China’s total foreign trade volume is currently estimated to have reached almost USD 3 trillion in 2010, a historic high, yet the nation’s exports are likely to come up against more trade barriers as the world economic struggles to stage a bullish recovery, according to the Ministry of Commerce. Compared with 2009, the nation’s foreign trade growth in 2010 represents a rise of over 30 percent, well above the global average level of 11.4 percentage points.

At the same time, China’s domestic economic growth and domestic demand expansion led to a growing demand for imports and exports; while a rapid increase in international commodity prices will likely constrain commodity import growth to more rational levels.

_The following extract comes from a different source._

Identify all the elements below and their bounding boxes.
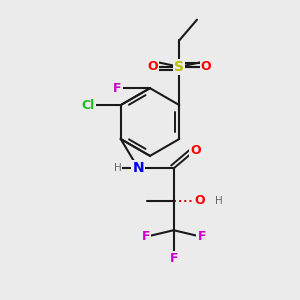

Meanwhile, in the wake of rapid growth in foreign trade imports, China’s trade surplus continued to decline. According to customs statistics, China’s foreign trade surplus amounted to USD 170.412bn from January to November, a drop of 4.2 percent as compared with the same period in 2009, and a decrease of 33.4 percent from the same 2008 period. A declining surplus is attributed mainly to a significant rise in the rate of import growth over export growth. China’s exports grew 33 percent to USD 1.42 trillion from January to November, with imports up 40.3 percent to USD 1.253 trillion.
In its major trading partners, in addition to the European Union (EU), the nation’s import growth rate from the United States, Japan, South Korea and ASEAN are significantly higher than China’s export growth rate to these countries and regions. This shows that China has taken pragmatic, substantial moves to promote the balanced growth of global trade. China’s marked import growth has become a vital, important force to drive the world economy out of an impasse. In a third trade policy review of China in May, the World Trade Organization (WTO) highly appreciated its adherence to import expansion.
As a matter of cause, China’s higher trade surplus was mainly driven by a rapid import growth. In a foreseeable future, however, it will remain increasingly difficult to offset trade surplus with import growth. And so a large surplus or imbalance will remain a cause for trade frictions against China.
Nevertheless, the distribution of China’s export destination countries has not changed much. The EU remains China’s largest export market from January to November 2010, and the country’s exports to the three major economies, namely, the U.S., Europe and Japan markets, accounted for 45.5 percent of China’s total exports. If China’s export flow through Hong Kong is included, then the developed countries are still China’s major export markets.
This also indicates from a side aspect the need to accelerate the pace of change in China’s foreign trade development model and, only in this way, can China boost the further implementation of exports market diversification strategy in an effort to disperse or diffuse its export risks.
What especially needs alert is that a rapid recovery of foreign trade situation and export situation in particular is likely to slow down the pace of foreign trade shift and restructuring. What this means is China intends to capitalize on the readjustment of global economy and the new round of technological innovation and press ahead with changes in the foreign trade development strategy and strategic transfer of the entire economy.